Chemistry works best as a dialogue, not just as a transaction. Our process includes structured debriefs after every major campaign, drawing on client data and our own run statistics to create operational improvements. Several institutions working on late-stage drug candidates discovered minor differences in downstream reactivity as a function of trace stabilizer content in starting materials. This feedback prompted us to source alternate stabilizer-free reagents and to repeat pilot validation with real-world end-use scenarios.

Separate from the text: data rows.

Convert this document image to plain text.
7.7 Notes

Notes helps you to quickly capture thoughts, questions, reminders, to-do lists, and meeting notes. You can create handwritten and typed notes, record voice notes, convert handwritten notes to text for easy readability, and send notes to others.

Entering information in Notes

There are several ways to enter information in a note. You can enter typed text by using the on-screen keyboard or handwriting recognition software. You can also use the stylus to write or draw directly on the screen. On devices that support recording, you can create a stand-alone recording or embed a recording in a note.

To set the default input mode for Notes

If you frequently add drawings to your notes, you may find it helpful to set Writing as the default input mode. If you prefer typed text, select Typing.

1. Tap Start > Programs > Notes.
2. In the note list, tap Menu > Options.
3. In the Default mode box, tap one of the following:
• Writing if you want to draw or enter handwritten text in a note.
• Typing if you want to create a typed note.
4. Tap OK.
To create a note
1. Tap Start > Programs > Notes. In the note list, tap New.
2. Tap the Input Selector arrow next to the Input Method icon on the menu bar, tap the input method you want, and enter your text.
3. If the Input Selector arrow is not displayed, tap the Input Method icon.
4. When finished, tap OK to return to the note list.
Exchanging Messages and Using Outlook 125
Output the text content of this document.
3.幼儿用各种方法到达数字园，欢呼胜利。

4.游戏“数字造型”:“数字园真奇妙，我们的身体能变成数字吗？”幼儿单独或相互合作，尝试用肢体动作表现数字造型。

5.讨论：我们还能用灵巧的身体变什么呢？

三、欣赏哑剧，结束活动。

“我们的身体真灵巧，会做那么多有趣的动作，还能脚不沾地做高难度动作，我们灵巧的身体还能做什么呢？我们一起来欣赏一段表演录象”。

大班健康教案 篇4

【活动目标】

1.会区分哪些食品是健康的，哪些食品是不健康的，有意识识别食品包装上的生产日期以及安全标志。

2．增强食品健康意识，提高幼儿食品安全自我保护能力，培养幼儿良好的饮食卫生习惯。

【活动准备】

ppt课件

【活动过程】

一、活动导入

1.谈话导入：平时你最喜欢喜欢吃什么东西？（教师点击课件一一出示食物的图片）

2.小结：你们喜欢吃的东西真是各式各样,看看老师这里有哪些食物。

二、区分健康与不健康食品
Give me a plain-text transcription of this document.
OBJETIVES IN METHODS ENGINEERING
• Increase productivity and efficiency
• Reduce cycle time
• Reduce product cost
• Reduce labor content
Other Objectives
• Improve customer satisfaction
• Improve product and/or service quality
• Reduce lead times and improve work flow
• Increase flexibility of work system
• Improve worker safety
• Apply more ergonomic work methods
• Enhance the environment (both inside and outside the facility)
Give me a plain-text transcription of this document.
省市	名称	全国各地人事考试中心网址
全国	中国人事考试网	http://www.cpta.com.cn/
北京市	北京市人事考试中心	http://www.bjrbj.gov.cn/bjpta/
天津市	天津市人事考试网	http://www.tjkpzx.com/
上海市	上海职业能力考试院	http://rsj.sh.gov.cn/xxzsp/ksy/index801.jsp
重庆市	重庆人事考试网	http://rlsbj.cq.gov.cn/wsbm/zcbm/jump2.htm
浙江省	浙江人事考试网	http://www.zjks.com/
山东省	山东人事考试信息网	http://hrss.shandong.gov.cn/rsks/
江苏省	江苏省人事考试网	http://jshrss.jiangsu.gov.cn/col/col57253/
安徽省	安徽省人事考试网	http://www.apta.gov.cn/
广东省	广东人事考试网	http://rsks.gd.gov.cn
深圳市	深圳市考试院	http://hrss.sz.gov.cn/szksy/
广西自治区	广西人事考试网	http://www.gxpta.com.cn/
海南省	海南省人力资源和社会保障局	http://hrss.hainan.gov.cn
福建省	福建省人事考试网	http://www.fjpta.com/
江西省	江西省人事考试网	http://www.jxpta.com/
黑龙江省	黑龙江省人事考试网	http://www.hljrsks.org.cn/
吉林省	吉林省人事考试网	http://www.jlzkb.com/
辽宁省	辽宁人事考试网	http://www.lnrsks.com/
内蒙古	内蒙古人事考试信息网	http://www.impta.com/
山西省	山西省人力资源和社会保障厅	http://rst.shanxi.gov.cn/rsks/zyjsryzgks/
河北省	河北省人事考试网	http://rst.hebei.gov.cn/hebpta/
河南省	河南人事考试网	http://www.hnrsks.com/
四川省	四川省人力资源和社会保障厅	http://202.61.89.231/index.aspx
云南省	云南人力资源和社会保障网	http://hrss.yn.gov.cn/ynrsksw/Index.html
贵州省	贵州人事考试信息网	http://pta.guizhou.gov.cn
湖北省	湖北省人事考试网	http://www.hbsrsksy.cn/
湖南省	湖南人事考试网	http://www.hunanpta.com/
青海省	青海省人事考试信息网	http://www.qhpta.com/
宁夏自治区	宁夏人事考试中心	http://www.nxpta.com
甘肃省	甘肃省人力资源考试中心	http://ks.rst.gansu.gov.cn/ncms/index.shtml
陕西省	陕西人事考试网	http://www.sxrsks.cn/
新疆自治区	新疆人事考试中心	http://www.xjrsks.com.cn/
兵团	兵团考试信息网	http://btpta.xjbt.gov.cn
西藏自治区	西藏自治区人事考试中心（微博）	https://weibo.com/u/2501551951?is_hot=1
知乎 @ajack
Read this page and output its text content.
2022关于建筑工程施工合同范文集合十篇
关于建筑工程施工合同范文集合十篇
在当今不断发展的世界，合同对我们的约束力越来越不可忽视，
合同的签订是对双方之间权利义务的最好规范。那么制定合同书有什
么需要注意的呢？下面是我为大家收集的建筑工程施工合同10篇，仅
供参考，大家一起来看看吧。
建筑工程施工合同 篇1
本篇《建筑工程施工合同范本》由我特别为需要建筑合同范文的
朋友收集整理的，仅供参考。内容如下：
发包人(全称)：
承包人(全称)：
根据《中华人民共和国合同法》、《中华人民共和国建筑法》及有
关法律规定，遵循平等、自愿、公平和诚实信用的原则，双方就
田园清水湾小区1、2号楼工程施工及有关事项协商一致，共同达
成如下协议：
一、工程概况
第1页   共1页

Partnership extends to customized documentation packages, deeper analytical disclosure, and even joint troubleshooting calls between our lead production chemist, end-users, and their project management team. Guided by this ongoing feedback, we adapt our production and quality systems to serve both regulatory and practical lab goals.
High purity scores on a spec sheet mean little without genuine batch-to-batch consistency. Our workflow enforces in-process monitoring—sampling at every major step—to prevent off-specification material from reaching customers. Some industry partners have highlighted frequent struggles with resellers delivering materials that barely match electronic spectra, but fail purity on closer chromatographic inspection. Our internal tracking, from lab scale to full manufacturing plant, means we supply not only analytical data but samples from actual production scale for advanced validation by project partners.
Documentation for regulated industry partners begins at initial pilot supply and extends through validated scale-up lots, with a focus on analytical reproducibility, certificate of analysis clarity, and full spectral archives. As process standards tighten, we have found that our detailed traceability—from raw material COAs through every analytical checkpoint—serves not only regulatory review, but accelerates project signoff and mitigates cross-team miscommunication.
Scaling up to commercial supply brings unique visibility into potential process failure points. Each transition—from pilot to kilo lab, to demonstration lot, to multipurpose plant—introduces new risks. We minimize these by hands-on process mapping and live deviation tracking—practices learned during years of troubleshooting, not simply transferred from standard operating procedures. Clients benefit from this stability in their own program milestones.
Looking ahead, our ongoing R&D work aims to further refine both synthesis and documentation in close partnership with downstream innovators. Pharmaceutical developers increasingly seek structurally rich, functionally differentiated intermediates like methyl 3-(benzyloxy)-5-((2,4-difluorobenzyl)carbamoyl)-1-(2,2-dimethoxyethyl)-4-oxo-1,4-dihydropyridine-2-carboxylate to cut process development time and enable therapeutic breakthroughs. We see our core strength in our experience: building not just a catalog entry, but a set of relationships and continuous improvement cycles shaped by the evolving needs of real chemists in real labs.
For us, it remains about accountability—being ready to answer technical queries, to learn from the intricacies of each batch, and to deliver a product born from an active, solutions-focused partnership with the scientific community. As regulatory expectations rise and process innovation brings new tools, those manufacturers who remain directly connected to both the technology and the end user will continue to set the standard.